Mr Desmond Swayne (New Forest West, Conservative)
The Minister asked if I was opposed in principle to accreditation. In my opening remarks, I sought to make it absolutely clear that we are in favour of that. We support the principle behind the clause. Our concern is that the regulations might be used to enforce access to all out-of-hours services via NHS Direct, which we do not believe is yet sufficiently robust to bear that burden.

Mr John Denham (Minister of State, Department of Health; Southampton, Itchen, Labour)
I have dealt briefly with the strategy that we would prefer to follow in order to convince people, and I believe that we will achieve our objective.
The resolution of practitioners at the BMA last year about investing £80 million in their premises provoked some amusement.

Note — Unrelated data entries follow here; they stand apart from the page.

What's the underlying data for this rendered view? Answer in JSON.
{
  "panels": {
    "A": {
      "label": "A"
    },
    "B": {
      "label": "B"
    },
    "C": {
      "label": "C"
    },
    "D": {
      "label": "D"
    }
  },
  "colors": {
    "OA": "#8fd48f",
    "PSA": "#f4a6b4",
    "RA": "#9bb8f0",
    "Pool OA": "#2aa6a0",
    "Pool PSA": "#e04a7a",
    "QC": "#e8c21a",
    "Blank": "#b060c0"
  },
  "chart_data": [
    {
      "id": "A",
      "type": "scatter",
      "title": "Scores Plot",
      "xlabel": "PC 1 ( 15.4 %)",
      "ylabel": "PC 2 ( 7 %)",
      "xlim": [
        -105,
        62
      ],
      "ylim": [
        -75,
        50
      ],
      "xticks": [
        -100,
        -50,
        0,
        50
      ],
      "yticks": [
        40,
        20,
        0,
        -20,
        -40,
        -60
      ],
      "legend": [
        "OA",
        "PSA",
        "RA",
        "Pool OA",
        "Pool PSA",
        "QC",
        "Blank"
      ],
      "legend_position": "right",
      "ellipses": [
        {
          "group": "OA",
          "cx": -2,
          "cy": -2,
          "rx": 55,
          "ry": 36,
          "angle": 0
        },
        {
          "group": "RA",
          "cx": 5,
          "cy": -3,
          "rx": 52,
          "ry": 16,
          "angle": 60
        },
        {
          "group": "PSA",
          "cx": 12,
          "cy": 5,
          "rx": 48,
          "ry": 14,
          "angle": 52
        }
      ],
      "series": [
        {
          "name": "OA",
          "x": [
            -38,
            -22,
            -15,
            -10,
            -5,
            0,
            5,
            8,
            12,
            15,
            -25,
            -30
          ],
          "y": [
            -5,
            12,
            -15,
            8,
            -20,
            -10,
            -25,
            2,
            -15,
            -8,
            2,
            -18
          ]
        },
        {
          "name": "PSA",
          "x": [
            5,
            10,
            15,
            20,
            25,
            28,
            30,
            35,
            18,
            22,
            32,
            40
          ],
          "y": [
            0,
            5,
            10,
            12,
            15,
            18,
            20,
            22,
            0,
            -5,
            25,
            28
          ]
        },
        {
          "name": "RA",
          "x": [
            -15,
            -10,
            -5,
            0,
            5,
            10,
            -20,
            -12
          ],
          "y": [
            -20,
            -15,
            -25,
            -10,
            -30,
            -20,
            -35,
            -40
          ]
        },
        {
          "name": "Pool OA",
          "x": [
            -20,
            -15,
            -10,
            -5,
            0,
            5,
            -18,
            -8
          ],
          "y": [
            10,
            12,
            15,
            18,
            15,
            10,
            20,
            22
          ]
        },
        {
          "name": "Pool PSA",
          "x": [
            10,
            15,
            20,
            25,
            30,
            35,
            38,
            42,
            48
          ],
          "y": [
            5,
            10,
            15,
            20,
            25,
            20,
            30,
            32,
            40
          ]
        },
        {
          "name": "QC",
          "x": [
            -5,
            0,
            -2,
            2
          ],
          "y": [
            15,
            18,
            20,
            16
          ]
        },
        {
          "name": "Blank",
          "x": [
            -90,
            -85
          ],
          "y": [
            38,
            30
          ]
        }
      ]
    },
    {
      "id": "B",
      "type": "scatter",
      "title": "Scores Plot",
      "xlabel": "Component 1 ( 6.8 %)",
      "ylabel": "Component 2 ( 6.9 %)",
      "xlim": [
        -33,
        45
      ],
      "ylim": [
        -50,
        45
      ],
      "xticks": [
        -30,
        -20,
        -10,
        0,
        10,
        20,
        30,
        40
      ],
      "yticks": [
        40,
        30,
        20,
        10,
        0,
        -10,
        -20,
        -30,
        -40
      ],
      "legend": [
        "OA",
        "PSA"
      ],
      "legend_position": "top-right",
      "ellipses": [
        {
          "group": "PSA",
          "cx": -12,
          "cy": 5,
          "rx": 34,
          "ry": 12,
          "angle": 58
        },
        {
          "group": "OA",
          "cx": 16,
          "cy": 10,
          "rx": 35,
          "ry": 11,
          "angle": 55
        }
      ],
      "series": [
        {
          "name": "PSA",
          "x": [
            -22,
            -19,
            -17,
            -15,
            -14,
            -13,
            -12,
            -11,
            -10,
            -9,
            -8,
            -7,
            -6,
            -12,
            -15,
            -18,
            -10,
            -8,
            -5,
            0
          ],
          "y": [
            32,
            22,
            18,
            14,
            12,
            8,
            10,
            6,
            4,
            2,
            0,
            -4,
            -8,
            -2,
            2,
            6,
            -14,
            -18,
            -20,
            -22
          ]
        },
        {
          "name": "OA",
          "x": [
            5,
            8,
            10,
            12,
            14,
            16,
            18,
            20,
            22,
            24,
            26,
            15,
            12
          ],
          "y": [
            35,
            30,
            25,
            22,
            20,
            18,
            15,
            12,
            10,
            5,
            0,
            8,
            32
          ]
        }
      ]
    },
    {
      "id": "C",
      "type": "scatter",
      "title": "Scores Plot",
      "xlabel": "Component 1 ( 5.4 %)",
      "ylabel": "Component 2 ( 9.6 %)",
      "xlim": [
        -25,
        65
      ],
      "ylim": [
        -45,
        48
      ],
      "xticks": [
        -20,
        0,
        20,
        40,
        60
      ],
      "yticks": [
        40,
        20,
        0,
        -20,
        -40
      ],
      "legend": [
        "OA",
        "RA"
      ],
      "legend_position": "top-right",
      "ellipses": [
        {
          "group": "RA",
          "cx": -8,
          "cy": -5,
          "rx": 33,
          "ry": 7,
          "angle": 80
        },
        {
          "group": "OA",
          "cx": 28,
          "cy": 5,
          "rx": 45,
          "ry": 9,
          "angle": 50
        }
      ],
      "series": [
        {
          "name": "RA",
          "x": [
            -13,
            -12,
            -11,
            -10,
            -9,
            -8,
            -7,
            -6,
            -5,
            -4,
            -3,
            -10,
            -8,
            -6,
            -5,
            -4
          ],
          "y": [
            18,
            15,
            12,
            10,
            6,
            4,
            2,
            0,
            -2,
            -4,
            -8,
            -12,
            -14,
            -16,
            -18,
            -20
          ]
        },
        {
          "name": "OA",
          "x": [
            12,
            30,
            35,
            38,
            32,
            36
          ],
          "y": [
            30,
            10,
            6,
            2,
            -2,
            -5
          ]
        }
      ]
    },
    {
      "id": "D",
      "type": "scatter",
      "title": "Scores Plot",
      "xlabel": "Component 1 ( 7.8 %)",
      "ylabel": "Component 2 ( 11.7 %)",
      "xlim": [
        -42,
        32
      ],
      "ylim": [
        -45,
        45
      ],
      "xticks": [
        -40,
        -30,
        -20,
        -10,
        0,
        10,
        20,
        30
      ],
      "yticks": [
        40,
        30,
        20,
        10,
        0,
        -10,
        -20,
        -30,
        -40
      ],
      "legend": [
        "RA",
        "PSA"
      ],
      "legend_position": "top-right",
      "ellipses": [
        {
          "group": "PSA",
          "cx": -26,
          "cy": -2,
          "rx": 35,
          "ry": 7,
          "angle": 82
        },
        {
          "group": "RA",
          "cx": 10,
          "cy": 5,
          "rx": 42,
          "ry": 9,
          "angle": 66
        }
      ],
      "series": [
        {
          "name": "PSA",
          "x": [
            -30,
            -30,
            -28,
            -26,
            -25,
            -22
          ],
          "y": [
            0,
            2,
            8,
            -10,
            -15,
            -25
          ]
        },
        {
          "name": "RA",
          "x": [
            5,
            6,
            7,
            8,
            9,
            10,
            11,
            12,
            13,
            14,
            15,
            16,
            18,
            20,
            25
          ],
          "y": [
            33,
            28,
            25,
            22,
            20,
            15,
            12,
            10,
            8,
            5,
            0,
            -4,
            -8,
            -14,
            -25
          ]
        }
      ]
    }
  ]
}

At our last sitting, we discussed the investment of £8,000 million in the premises of GPs, so clearly we are meeting that aspiration of the medical profession.
Regarding nurse-led practices, the responsibility for out-of-hours provision clearly lies with the GP, as does the rest of the service. However, there is no bar to nurse-led practices—PMS practices—becoming accredited providers, provided that they meet the standards set out in the regulations.

Dr Peter Brand (Isle of Wight, Liberal Democrat)
The Minister did not respond to my specific question about whether rotas for GPs who intend to retain 24-hour responsibility will be caught by the regulatory mechanism.

Mr John Denham (Minister of State, Department of Health; Southampton, Itchen, Labour)
I had intended to answer the hon. Gentleman's question. It does not matter whether the service is provided by rotas. If it is an out-of-hours service, it has to be accredited under the regulations. The quality of the service offered to the patient must be consistent.

Dr Peter Brand (Isle of Wight, Liberal Democrat)
If a husband and wife team look after a practice population 90 per cent. of the time, will they have to apply for accreditation in order to have an arrangement about who gets up at night?

Mr John Denham (Minister of State, Department of Health; Southampton, Itchen, Labour)
The issue is whether someone delegates responsibility to another provider. If that is unclear, I will write to the hon. Gentleman.
We must ensure that we have consistent standards across the service. That should be a part of any arrangements that are put into place. There will be some challenges to the traditional provider or practice, but if there is no delegation—the individual is offering a 24-hour service as stated in his or her contract—there will be no accreditation requirement.
Question put and agreed to.
Clause 21 ordered to stand part of the Bill.
Further consideration adjourned.—[Mr. Jamieson.]
Adjourned accordingly at twenty-four minutes past Eleven o'clock till this day at half-past Two o'clock.